Infertility is a true medical problem that haunts many couples. I’ve made my mark over the years, with sound nutrition. One of my allergy patients actually got pregnant after she stopped her allergy foods.
But most of the advances (maybe not the right word) have come from powerful hormonal interventions, such as the drug Clomiphen. It is heavy-handed and notorious for getting multiple pregnancies. This to me is a bad thing: a woman who Nature has declared a poor reproducer should not be given the sudden burden of 4,5 or 6 simultaneous offspring.
Nutrition and lifestyle changes remain top of my list of necessary and worthwhile approaches to rectifying infertility.

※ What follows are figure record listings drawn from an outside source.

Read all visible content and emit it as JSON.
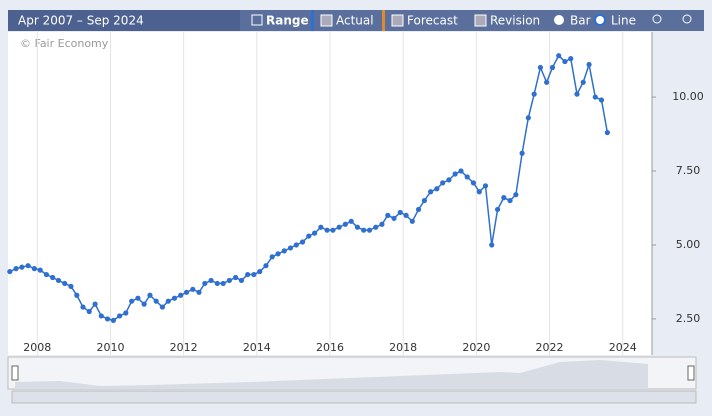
{
  "chart_data": {
    "type": "line",
    "date_range": "Apr 2007 – Sep 2024",
    "controls": [
      "Range",
      "Actual",
      "Forecast",
      "Revision",
      "Bar",
      "Line"
    ],
    "watermark": "© Fair Economy",
    "x": [
      2007.25,
      2007.42,
      2007.58,
      2007.75,
      2007.92,
      2008.08,
      2008.25,
      2008.42,
      2008.58,
      2008.75,
      2008.92,
      2009.08,
      2009.25,
      2009.42,
      2009.58,
      2009.75,
      2009.92,
      2010.08,
      2010.25,
      2010.42,
      2010.58,
      2010.75,
      2010.92,
      2011.08,
      2011.25,
      2011.42,
      2011.58,
      2011.75,
      2011.92,
      2012.08,
      2012.25,
      2012.42,
      2012.58,
      2012.75,
      2012.92,
      2013.08,
      2013.25,
      2013.42,
      2013.58,
      2013.75,
      2013.92,
      2014.08,
      2014.25,
      2014.42,
      2014.58,
      2014.75,
      2014.92,
      2015.08,
      2015.25,
      2015.42,
      2015.58,
      2015.75,
      2015.92,
      2016.08,
      2016.25,
      2016.42,
      2016.58,
      2016.75,
      2016.92,
      2017.08,
      2017.25,
      2017.42,
      2017.58,
      2017.75,
      2017.92,
      2018.08,
      2018.25,
      2018.42,
      2018.58,
      2018.75,
      2018.92,
      2019.08,
      2019.25,
      2019.42,
      2019.58,
      2019.75,
      2019.92,
      2020.08,
      2020.25,
      2020.42,
      2020.58,
      2020.75,
      2020.92,
      2021.08,
      2021.25,
      2021.42,
      2021.58,
      2021.75,
      2021.92,
      2022.08,
      2022.25,
      2022.42,
      2022.58,
      2022.75,
      2022.92,
      2023.08,
      2023.25,
      2023.42,
      2023.58
    ],
    "series": [
      {
        "color": "#2f6fd0",
        "values": [
          4.1,
          4.2,
          4.25,
          4.3,
          4.2,
          4.15,
          4.0,
          3.9,
          3.8,
          3.7,
          3.6,
          3.3,
          2.9,
          2.75,
          3.0,
          2.6,
          2.5,
          2.45,
          2.6,
          2.7,
          3.1,
          3.2,
          3.0,
          3.3,
          3.1,
          2.9,
          3.1,
          3.2,
          3.3,
          3.4,
          3.5,
          3.4,
          3.7,
          3.8,
          3.7,
          3.7,
          3.8,
          3.9,
          3.8,
          4.0,
          4.0,
          4.1,
          4.3,
          4.6,
          4.7,
          4.8,
          4.9,
          5.0,
          5.1,
          5.3,
          5.4,
          5.6,
          5.5,
          5.5,
          5.6,
          5.7,
          5.8,
          5.6,
          5.5,
          5.5,
          5.6,
          5.7,
          6.0,
          5.9,
          6.1,
          6.0,
          5.8,
          6.2,
          6.5,
          6.8,
          6.9,
          7.1,
          7.2,
          7.4,
          7.5,
          7.3,
          7.1,
          6.8,
          7.0,
          5.0,
          6.2,
          6.6,
          6.5,
          6.7,
          8.1,
          9.3,
          10.1,
          11.0,
          10.5,
          11.0,
          11.4,
          11.2,
          11.3,
          10.1,
          10.5,
          11.1,
          10.0,
          9.9,
          8.8
        ]
      }
    ],
    "xlim": [
      2007.2,
      2024.8
    ],
    "xticks": [
      2008,
      2010,
      2012,
      2014,
      2016,
      2018,
      2020,
      2022,
      2024
    ],
    "ylim": [
      1.28,
      12.2
    ],
    "yticks": [
      {
        "value": 2.5,
        "label": "2.50"
      },
      {
        "value": 5,
        "label": "5.00"
      },
      {
        "value": 7.5,
        "label": "7.50"
      },
      {
        "value": 10,
        "label": "10.00"
      }
    ],
    "grid": "x"
  }
}
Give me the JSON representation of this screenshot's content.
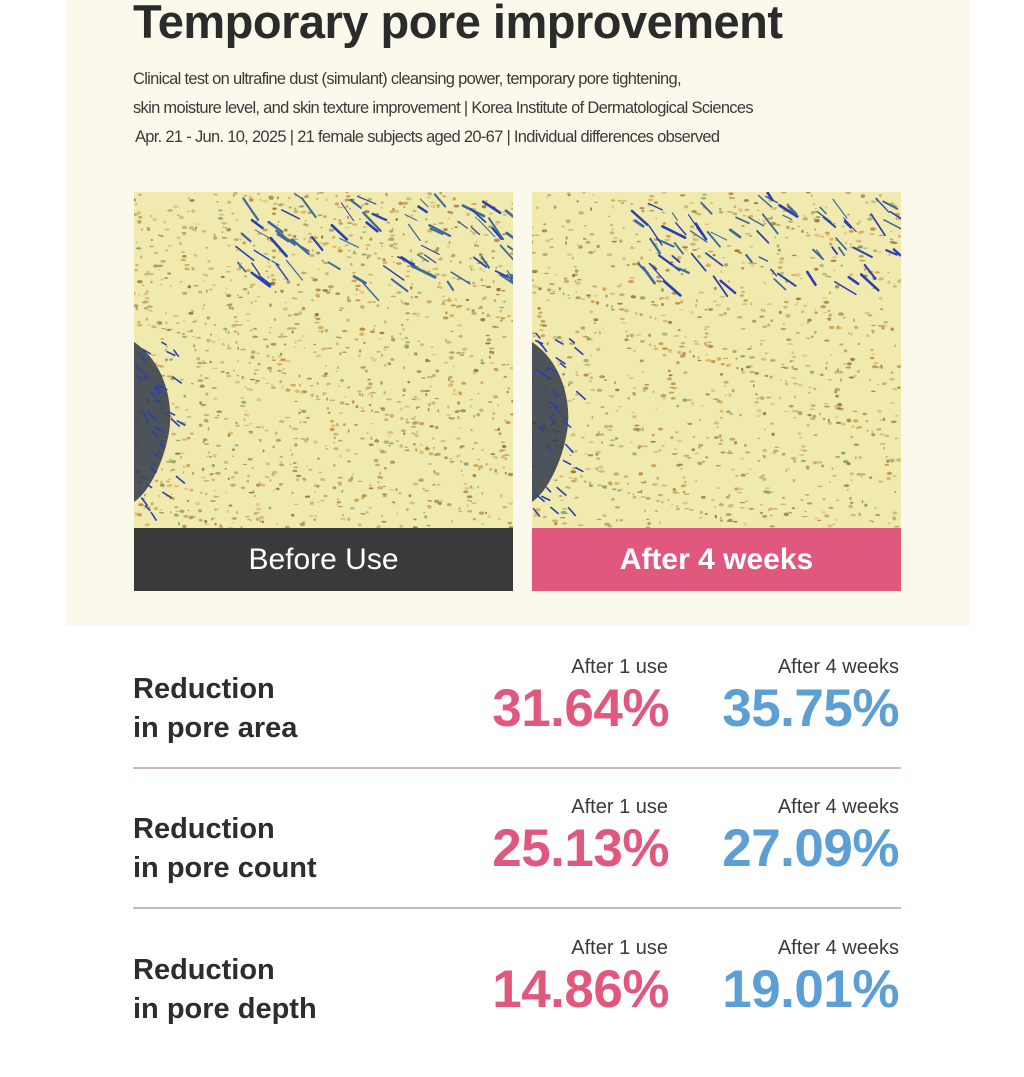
{
  "header": {
    "title": "Temporary pore improvement",
    "subtitle_lines": [
      "Clinical test on ultrafine dust (simulant) cleansing power, temporary pore tightening,",
      "skin moisture level, and skin texture improvement  |  Korea Institute of Dermatological Sciences",
      "Apr. 21 - Jun. 10, 2025  |  21 female subjects aged 20-67  |  Individual differences observed"
    ]
  },
  "comparison": {
    "before_label": "Before Use",
    "after_label": "After 4 weeks",
    "colors": {
      "before_bar": "#3a3a3a",
      "after_bar": "#e0587e"
    }
  },
  "metrics": [
    {
      "label_line1": "Reduction",
      "label_line2": "in pore area",
      "col1_head": "After 1 use",
      "col1_value": "31.64%",
      "col2_head": "After 4 weeks",
      "col2_value": "35.75%"
    },
    {
      "label_line1": "Reduction",
      "label_line2": "in pore count",
      "col1_head": "After 1 use",
      "col1_value": "25.13%",
      "col2_head": "After 4 weeks",
      "col2_value": "27.09%"
    },
    {
      "label_line1": "Reduction",
      "label_line2": "in pore depth",
      "col1_head": "After 1 use",
      "col1_value": "14.86%",
      "col2_head": "After 4 weeks",
      "col2_value": "19.01%"
    }
  ],
  "colors": {
    "accent_pink": "#e0587e",
    "accent_blue": "#5b9fd4",
    "panel_bg": "#fbf8ec"
  }
}
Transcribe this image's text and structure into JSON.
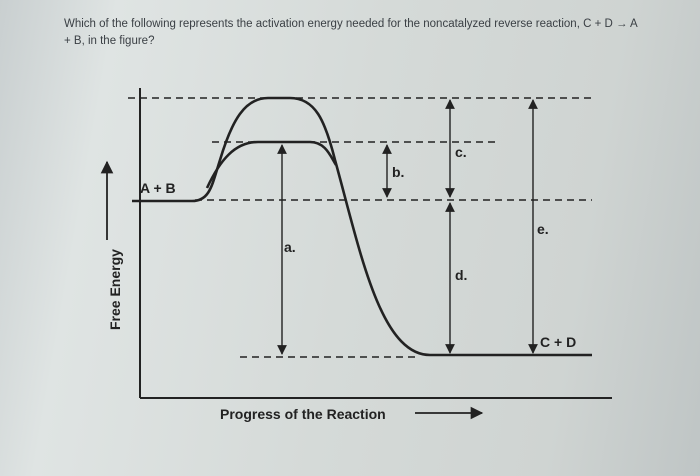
{
  "question": {
    "text": "Which of the following represents the activation energy needed for the noncatalyzed reverse reaction, C + D → A + B, in the figure?"
  },
  "figure": {
    "axis_labels": {
      "y": "Free Energy",
      "x": "Progress of the Reaction"
    },
    "states": {
      "reactants": "A + B",
      "products": "C + D"
    },
    "options": [
      "a.",
      "b.",
      "c.",
      "d.",
      "e."
    ]
  }
}
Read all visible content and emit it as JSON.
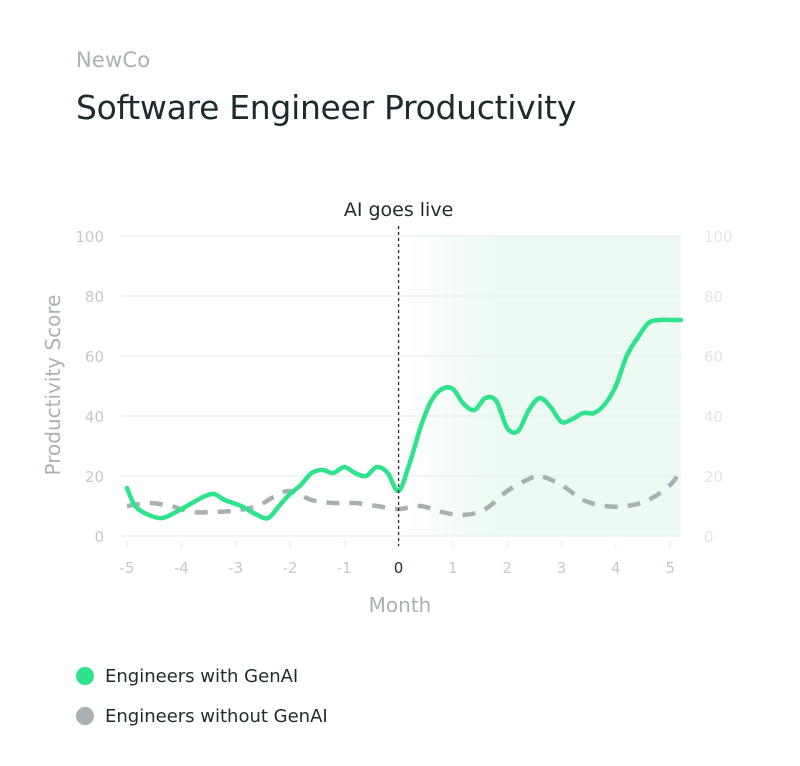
{
  "brand": "NewCo",
  "title": "Software Engineer Productivity",
  "colors": {
    "genai": "#2ee38c",
    "no_genai": "#a8b0b3",
    "shade": "#edfaf3",
    "axis_text": "#c2c9cc",
    "grid": "#e7eaeb",
    "text": "#1d2b2f"
  },
  "chart_data": {
    "type": "line",
    "xlabel": "Month",
    "ylabel": "Productivity Score",
    "xlim": [
      -5,
      5.2
    ],
    "ylim": [
      0,
      100
    ],
    "xticks": [
      -5,
      -4,
      -3,
      -2,
      -1,
      0,
      1,
      2,
      3,
      4,
      5
    ],
    "yticks": [
      0,
      20,
      40,
      60,
      80,
      100
    ],
    "secondary_yticks": [
      0,
      20,
      40,
      60,
      80,
      100
    ],
    "grid": true,
    "annotation": {
      "x": 0,
      "label": "AI goes live"
    },
    "shaded_region": [
      0,
      5.2
    ],
    "legend_position": "bottom-left",
    "series": [
      {
        "name": "Engineers with GenAI",
        "color": "#2ee38c",
        "style": "solid",
        "x": [
          -5,
          -4.85,
          -4.6,
          -4.35,
          -4.1,
          -3.85,
          -3.6,
          -3.4,
          -3.2,
          -2.9,
          -2.6,
          -2.4,
          -2.2,
          -2.0,
          -1.8,
          -1.6,
          -1.4,
          -1.2,
          -1.0,
          -0.8,
          -0.6,
          -0.4,
          -0.2,
          0.0,
          0.2,
          0.4,
          0.6,
          0.8,
          1.0,
          1.2,
          1.4,
          1.6,
          1.8,
          2.0,
          2.2,
          2.4,
          2.6,
          2.8,
          3.0,
          3.2,
          3.4,
          3.6,
          3.8,
          4.0,
          4.2,
          4.4,
          4.6,
          4.8,
          5.0,
          5.2
        ],
        "y": [
          16,
          10,
          7,
          6,
          8,
          10.5,
          13,
          14,
          12,
          10,
          7,
          6,
          10,
          14,
          17,
          21,
          22,
          21,
          23,
          21,
          20,
          23,
          21,
          15,
          24,
          36,
          45,
          49,
          49,
          44,
          42,
          46,
          45,
          36,
          35,
          42,
          46,
          43,
          38,
          39,
          41,
          41,
          44,
          50,
          60,
          66,
          71,
          72,
          72,
          72
        ]
      },
      {
        "name": "Engineers without GenAI",
        "color": "#a8b0b3",
        "style": "dashed",
        "x": [
          -5,
          -4.6,
          -4.2,
          -3.8,
          -3.4,
          -3.0,
          -2.6,
          -2.3,
          -2.0,
          -1.6,
          -1.2,
          -0.8,
          -0.4,
          0.0,
          0.4,
          0.8,
          1.2,
          1.6,
          2.0,
          2.4,
          2.6,
          3.0,
          3.4,
          3.8,
          4.2,
          4.6,
          5.0,
          5.2
        ],
        "y": [
          10,
          11,
          10,
          8,
          8,
          8.5,
          10,
          13,
          15,
          12,
          11,
          11,
          10,
          9,
          10,
          8,
          7,
          9,
          15,
          19,
          20,
          17,
          12,
          10,
          10,
          12,
          17,
          22
        ]
      }
    ]
  }
}
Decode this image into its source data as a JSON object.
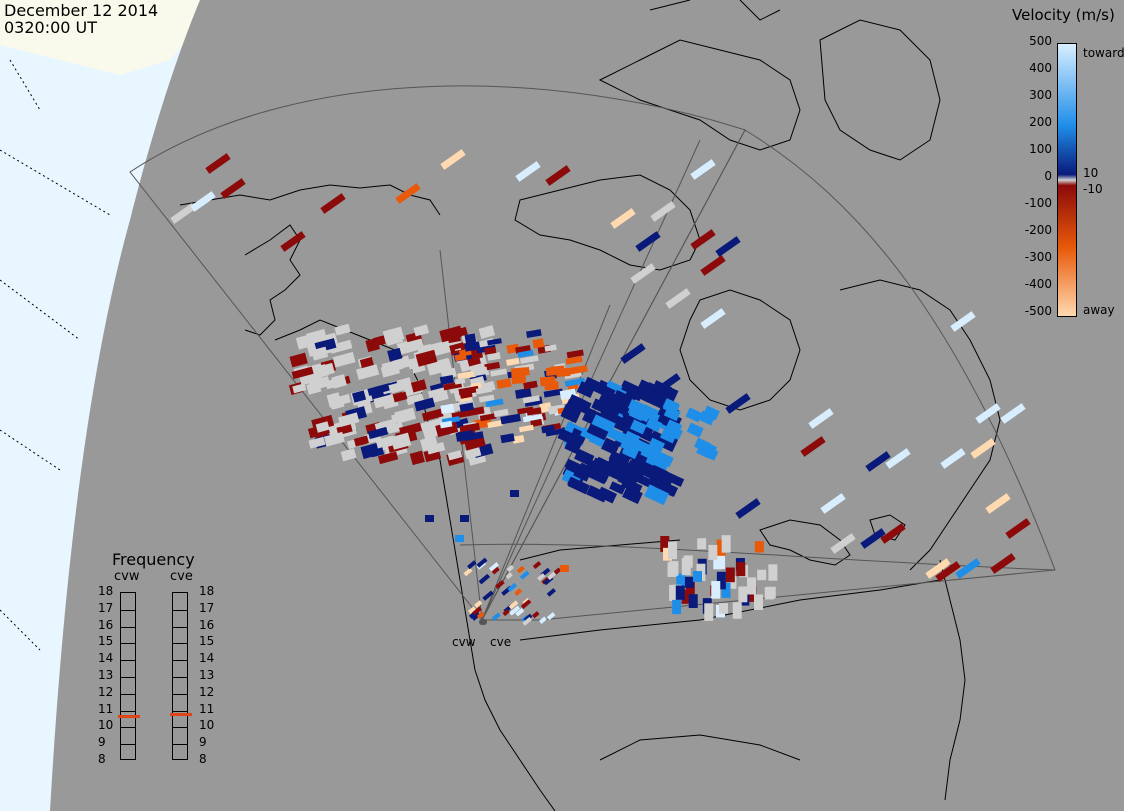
{
  "header": {
    "date": "December 12 2014",
    "time": "0320:00 UT"
  },
  "radars": [
    {
      "code": "cvw"
    },
    {
      "code": "cve"
    }
  ],
  "velocity_legend": {
    "title": "Velocity (m/s)",
    "toward_label": "toward",
    "away_label": "away",
    "ticks": [
      "500",
      "400",
      "300",
      "200",
      "100",
      "0",
      "-100",
      "-200",
      "-300",
      "-400",
      "-500"
    ],
    "small_pos": "10",
    "small_neg": "-10",
    "colors": {
      "toward_max": "#d8eeff",
      "toward_mid": "#1f8ee8",
      "toward_min": "#0a1a7a",
      "ground_scatter": "#d0d0d0",
      "away_min": "#8c0a0a",
      "away_mid": "#e85a0a",
      "away_max": "#ffd9b0"
    }
  },
  "frequency_legend": {
    "title": "Frequency",
    "unit_ticks": [
      "18",
      "17",
      "16",
      "15",
      "14",
      "13",
      "12",
      "11",
      "10",
      "9",
      "8"
    ],
    "values": [
      {
        "radar": "cvw",
        "mhz": 10.7
      },
      {
        "radar": "cve",
        "mhz": 10.8
      }
    ],
    "marker_color": "#e0441a"
  },
  "map_colors": {
    "background": "#999999",
    "ocean_outer": "#e8f6ff",
    "land_outer": "#fafaec",
    "coast_line": "#000000",
    "fov_line": "#555555"
  }
}
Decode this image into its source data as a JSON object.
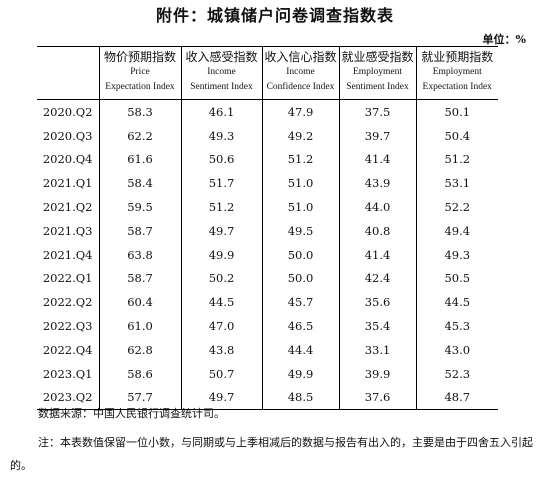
{
  "title": "附件：城镇储户问卷调查指数表",
  "unit": "单位：%",
  "columns": [
    {
      "cn": "物价预期指数",
      "en1": "Price",
      "en2": "Expectation Index"
    },
    {
      "cn": "收入感受指数",
      "en1": "Income",
      "en2": "Sentiment Index"
    },
    {
      "cn": "收入信心指数",
      "en1": "Income",
      "en2": "Confidence Index"
    },
    {
      "cn": "就业感受指数",
      "en1": "Employment",
      "en2": "Sentiment Index"
    },
    {
      "cn": "就业预期指数",
      "en1": "Employment",
      "en2": "Expectation Index"
    }
  ],
  "rows": [
    {
      "period": "2020.Q2",
      "values": [
        "58.3",
        "46.1",
        "47.9",
        "37.5",
        "50.1"
      ]
    },
    {
      "period": "2020.Q3",
      "values": [
        "62.2",
        "49.3",
        "49.2",
        "39.7",
        "50.4"
      ]
    },
    {
      "period": "2020.Q4",
      "values": [
        "61.6",
        "50.6",
        "51.2",
        "41.4",
        "51.2"
      ]
    },
    {
      "period": "2021.Q1",
      "values": [
        "58.4",
        "51.7",
        "51.0",
        "43.9",
        "53.1"
      ]
    },
    {
      "period": "2021.Q2",
      "values": [
        "59.5",
        "51.2",
        "51.0",
        "44.0",
        "52.2"
      ]
    },
    {
      "period": "2021.Q3",
      "values": [
        "58.7",
        "49.7",
        "49.5",
        "40.8",
        "49.4"
      ]
    },
    {
      "period": "2021.Q4",
      "values": [
        "63.8",
        "49.9",
        "50.0",
        "41.4",
        "49.3"
      ]
    },
    {
      "period": "2022.Q1",
      "values": [
        "58.7",
        "50.2",
        "50.0",
        "42.4",
        "50.5"
      ]
    },
    {
      "period": "2022.Q2",
      "values": [
        "60.4",
        "44.5",
        "45.7",
        "35.6",
        "44.5"
      ]
    },
    {
      "period": "2022.Q3",
      "values": [
        "61.0",
        "47.0",
        "46.5",
        "35.4",
        "45.3"
      ]
    },
    {
      "period": "2022.Q4",
      "values": [
        "62.8",
        "43.8",
        "44.4",
        "33.1",
        "43.0"
      ]
    },
    {
      "period": "2023.Q1",
      "values": [
        "58.6",
        "50.7",
        "49.9",
        "39.9",
        "52.3"
      ]
    },
    {
      "period": "2023.Q2",
      "values": [
        "57.7",
        "49.7",
        "48.5",
        "37.6",
        "48.7"
      ]
    }
  ],
  "source": "数据来源：中国人民银行调查统计司。",
  "note": "注：本表数值保留一位小数，与同期或与上季相减后的数据与报告有出入的，主要是由于四舍五入引起的。"
}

But here’s something new on the way!
It puts an end to the old “belief” (it was no more than a belief) that a woman can’t get more eggs than she is born with.
A Chinese team have been experimenting by implanting stem cells in the ovaries of sterilized mice. They were gratified to find that not only were fresh eggs created but healthy offspring was the result.
This has re-opened the whole debate.
What the Chinese team at Shangai Jiao Tong University used were probably female germline stem cells (FGSC). The stem cells were labeled with fluorescent protein and then injected into sterile mice. Presto! Fluorescent eggs appeared!
Not only that but some pups (baby mice) had the fluorescent cells in them. A neat experiment.
Of course the question raised is can this be done in women? We don’t yet know. But a team at the University Medical Centre in Ljubljana in Slovenia think so. They have isolated cells that looks right. If they are FGSCs, the door will be open to implant these into infertile women.
I would say that’s better than heavy hormone therapy.
Meantime, there are always detractors. One complaint has been whether the Chinese model really had FGSCs. Well, they got baby mice! What more proof do you need?
There is a mystery though. If stem cells work in this way, why don’t women have an endless top up of eggs? I think maybe they do. But other regulatory mechanisms are what dictates the end of reproductive usefulness; not egg supply.
Good story. I got it from New Scientist, 18 April 2009.
I was wondering if an immune system support like Glucasan would help – the idea that a supported immune system might get to the core of the situation as far as help is concerned? Maybe this could be used as a back-up to these other ideas you mention here under the assumption its never just one thing but maybe many ‘hands’ to the help desk?